La palabra “extraños” fue como un aguijón que perforó el orgullo de Jazmín. Sin pensarlo, su mano voló y una bofetada resonó en la habitación, dejando un eco ardiente en su palma.
Eugenia, atónita, se llevó la mano a la mejilla, mirando a Jazmín con una mezcla de sorpresa y miedo, incapaz de articular palabra.
Tras un instante de silencio cargado de tensión, Jazmín se acercó con pasos deliberados, masajeándose los dedos aún temblorosos.
-Si no quieres que el tratamiento de tu esposo en el hospital se detenga de golpe, te conviene mantener la boca cerrada. Si Valentín o su madre se enteran de esto, vas a desear no haberme
conocido.
El rostro de Eugenia palideció al instante, y un temblor incontrolable recorrió su cuerpo. Nunca había hablado de su vida personal con nadie. ¿Cómo lo sabía esta mujer? ¿La había investigado?
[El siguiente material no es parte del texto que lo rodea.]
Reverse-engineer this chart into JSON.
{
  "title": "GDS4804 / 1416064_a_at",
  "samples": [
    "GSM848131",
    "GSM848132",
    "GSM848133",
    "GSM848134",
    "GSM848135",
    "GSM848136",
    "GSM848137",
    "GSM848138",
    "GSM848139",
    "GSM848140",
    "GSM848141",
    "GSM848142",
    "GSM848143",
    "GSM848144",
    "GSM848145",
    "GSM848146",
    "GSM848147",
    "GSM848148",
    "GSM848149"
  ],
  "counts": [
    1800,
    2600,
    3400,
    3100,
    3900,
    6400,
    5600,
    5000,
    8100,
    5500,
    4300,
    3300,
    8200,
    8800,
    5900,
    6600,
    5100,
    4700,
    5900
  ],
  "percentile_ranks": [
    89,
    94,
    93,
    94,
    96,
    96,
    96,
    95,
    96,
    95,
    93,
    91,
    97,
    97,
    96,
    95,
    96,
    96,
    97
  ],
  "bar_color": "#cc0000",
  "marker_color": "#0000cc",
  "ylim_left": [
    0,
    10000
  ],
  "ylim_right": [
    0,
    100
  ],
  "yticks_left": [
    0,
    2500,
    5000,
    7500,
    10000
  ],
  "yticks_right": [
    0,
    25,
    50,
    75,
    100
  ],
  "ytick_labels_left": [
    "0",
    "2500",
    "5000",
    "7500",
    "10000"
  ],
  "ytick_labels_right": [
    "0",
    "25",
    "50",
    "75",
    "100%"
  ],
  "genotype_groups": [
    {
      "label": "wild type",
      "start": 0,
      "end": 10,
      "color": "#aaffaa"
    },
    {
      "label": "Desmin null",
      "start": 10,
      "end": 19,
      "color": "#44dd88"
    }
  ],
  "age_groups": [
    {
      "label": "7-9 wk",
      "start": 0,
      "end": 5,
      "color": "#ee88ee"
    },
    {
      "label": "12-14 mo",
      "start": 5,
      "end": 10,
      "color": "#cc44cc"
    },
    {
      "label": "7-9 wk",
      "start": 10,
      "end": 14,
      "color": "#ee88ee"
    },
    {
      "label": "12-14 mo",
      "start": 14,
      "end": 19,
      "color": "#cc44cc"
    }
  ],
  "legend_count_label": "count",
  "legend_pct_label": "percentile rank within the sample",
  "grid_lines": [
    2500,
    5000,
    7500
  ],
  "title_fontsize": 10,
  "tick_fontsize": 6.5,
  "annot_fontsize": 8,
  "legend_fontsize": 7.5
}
Un escalofrío le recorrió la espalda al darse cuenta de con quién estaba tratando. -¿Me entendiste?
-Sí… sí, lo entendí -musitó, con la voz apenas audible.
Jazmín soltó un resoplido burlón, sus ojos bajaron hacia los fragmentos esparcidos en el suelo. -¿Qué esperas ahí parada? ¡Recoge eso ahora mismo!
-Sí, claro.
Con la mejilla aún palpitándole de dolor, Eugenia inclinó la cabeza y, en silencio, comenzó a juntar los pedazos rotos con manos temblorosas.